でもすぐにいつもの優しい表情に戻って、私の頭を撫でながら教えてくれた。




“もも、俺には沢山の仲間がいるんだ。毎日そいつらとバカやってる。けどな、面倒も色々起こしやがるから、俺がついといてやらねえと……そいつら道を外しちまう。それだけは、絶対させたくねえんだ”




だから、帰れないと。

お兄ちゃんは言った。


その後『ちゃんと学校も行ってるからな!』と慌てて付け足していた。


大規模なチームだったからこそ、その頂点にいたお兄ちゃんは様々な問題事を抱えていて、それに向き合わなければならない義務があったのかもしれない。



「……ごめん」

「なんで謝んだよ。知りたかったんだろ、お前」

「……うん」

「知って、変わったか?お前のなかの兄ちゃんは」



私はハイジの問いに、首を横に振った。


変わらない。


何を知ったって、お兄ちゃんは私のお兄ちゃんだから。




優しくて


明るくて


いつも笑顔で



私の、太陽だった。



大好きなことに、変わりはない。



知っても知らなくても、変わりはなかったんだ。


そんなことに今……気づいた。



「ありがと……ハイジ。
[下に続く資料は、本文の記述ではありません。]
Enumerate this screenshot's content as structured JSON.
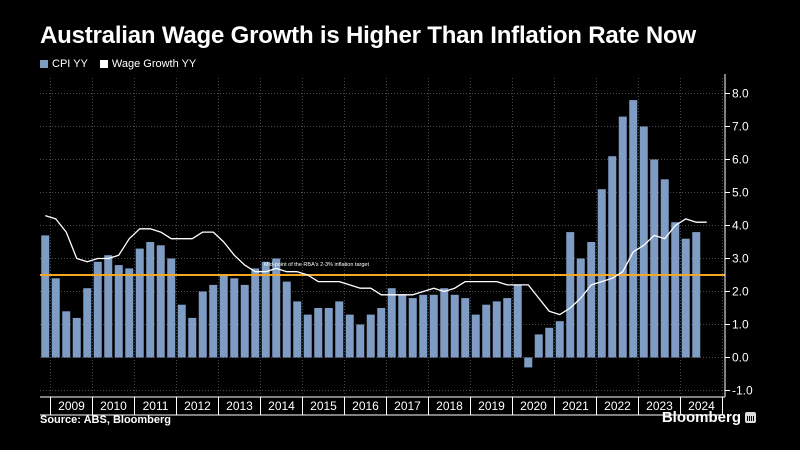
{
  "title": "Australian Wage Growth is Higher Than Inflation Rate Now",
  "source": "Source: ABS, Bloomberg",
  "brand": "Bloomberg",
  "colors": {
    "bar": "#7f9cc5",
    "line": "#ffffff",
    "target": "#f5a623",
    "background": "#000000"
  },
  "chart_data": {
    "type": "bar",
    "title": "Australian Wage Growth is Higher Than Inflation Rate Now",
    "ylim": [
      -1.0,
      8.5
    ],
    "y_ticks": [
      -1.0,
      0.0,
      1.0,
      2.0,
      3.0,
      4.0,
      5.0,
      6.0,
      7.0,
      8.0
    ],
    "y_tick_labels": [
      "-1.0",
      "0.0",
      "1.0",
      "2.0",
      "3.0",
      "4.0",
      "5.0",
      "6.0",
      "7.0",
      "8.0"
    ],
    "y_axis_side": "right",
    "x_year_labels": [
      "2009",
      "2010",
      "2011",
      "2012",
      "2013",
      "2014",
      "2015",
      "2016",
      "2017",
      "2018",
      "2019",
      "2020",
      "2021",
      "2022",
      "2023",
      "2024"
    ],
    "frequency": "quarterly",
    "start": "2008 Q4",
    "grid": true,
    "legend_placement": "top-left",
    "categories": [
      "2008 Q4",
      "2009 Q1",
      "2009 Q2",
      "2009 Q3",
      "2009 Q4",
      "2010 Q1",
      "2010 Q2",
      "2010 Q3",
      "2010 Q4",
      "2011 Q1",
      "2011 Q2",
      "2011 Q3",
      "2011 Q4",
      "2012 Q1",
      "2012 Q2",
      "2012 Q3",
      "2012 Q4",
      "2013 Q1",
      "2013 Q2",
      "2013 Q3",
      "2013 Q4",
      "2014 Q1",
      "2014 Q2",
      "2014 Q3",
      "2014 Q4",
      "2015 Q1",
      "2015 Q2",
      "2015 Q3",
      "2015 Q4",
      "2016 Q1",
      "2016 Q2",
      "2016 Q3",
      "2016 Q4",
      "2017 Q1",
      "2017 Q2",
      "2017 Q3",
      "2017 Q4",
      "2018 Q1",
      "2018 Q2",
      "2018 Q3",
      "2018 Q4",
      "2019 Q1",
      "2019 Q2",
      "2019 Q3",
      "2019 Q4",
      "2020 Q1",
      "2020 Q2",
      "2020 Q3",
      "2020 Q4",
      "2021 Q1",
      "2021 Q2",
      "2021 Q3",
      "2021 Q4",
      "2022 Q1",
      "2022 Q2",
      "2022 Q3",
      "2022 Q4",
      "2023 Q1",
      "2023 Q2",
      "2023 Q3",
      "2023 Q4",
      "2024 Q1",
      "2024 Q2",
      "2024 Q3"
    ],
    "series": [
      {
        "name": "CPI YY",
        "type": "bar",
        "values": [
          3.7,
          2.4,
          1.4,
          1.2,
          2.1,
          2.9,
          3.1,
          2.8,
          2.7,
          3.3,
          3.5,
          3.4,
          3.0,
          1.6,
          1.2,
          2.0,
          2.2,
          2.5,
          2.4,
          2.2,
          2.7,
          2.9,
          3.0,
          2.3,
          1.7,
          1.3,
          1.5,
          1.5,
          1.7,
          1.3,
          1.0,
          1.3,
          1.5,
          2.1,
          1.9,
          1.8,
          1.9,
          1.9,
          2.1,
          1.9,
          1.8,
          1.3,
          1.6,
          1.7,
          1.8,
          2.2,
          -0.3,
          0.7,
          0.9,
          1.1,
          3.8,
          3.0,
          3.5,
          5.1,
          6.1,
          7.3,
          7.8,
          7.0,
          6.0,
          5.4,
          4.1,
          3.6,
          3.8,
          null
        ]
      },
      {
        "name": "Wage Growth YY",
        "type": "line",
        "values": [
          4.3,
          4.2,
          3.8,
          3.0,
          2.9,
          3.0,
          3.0,
          3.1,
          3.6,
          3.9,
          3.9,
          3.8,
          3.6,
          3.6,
          3.6,
          3.8,
          3.8,
          3.5,
          3.1,
          2.8,
          2.6,
          2.6,
          2.7,
          2.6,
          2.6,
          2.5,
          2.3,
          2.3,
          2.3,
          2.2,
          2.1,
          2.1,
          1.9,
          1.9,
          1.9,
          1.9,
          2.0,
          2.1,
          2.0,
          2.1,
          2.3,
          2.3,
          2.3,
          2.3,
          2.2,
          2.2,
          2.2,
          1.8,
          1.4,
          1.3,
          1.5,
          1.8,
          2.2,
          2.3,
          2.4,
          2.6,
          3.2,
          3.4,
          3.7,
          3.6,
          4.0,
          4.2,
          4.1,
          4.1
        ]
      }
    ],
    "annotations": [
      {
        "text": "Mid-point of the RBA's 2-3% inflation target",
        "y": 2.5
      }
    ]
  }
}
あんたのおかげで、大事なことわかった気がする」

「おう。俺に感謝しろ。お前はまだまだ未熟者だからな」

「……カルピス好きのマリモ星人の分際で」

「だから何だよ!?カルピス好きで悪いかよ!?っつか、カルピス関係ねえだろ!?」



カルピスの少年ハイジは、必死にカルピスをかばっていた。よっぽどカルピスが好きらしい。


それがおかしくて、私はつい噴き出してしまった。


ハイジにチョップをくらった。



「ねえ……今、その“鴉”はどうなってるの?」



けっこう本気チョップをくらった私は、やっぱりムカつくヤツだと思いながら、何気なく質問してみた。


気になるから。
お兄ちゃんがいた、そのチームの現状が。


ハイジは一度視線を伏せ少し考え込んだ後、私に強い瞳を向けた。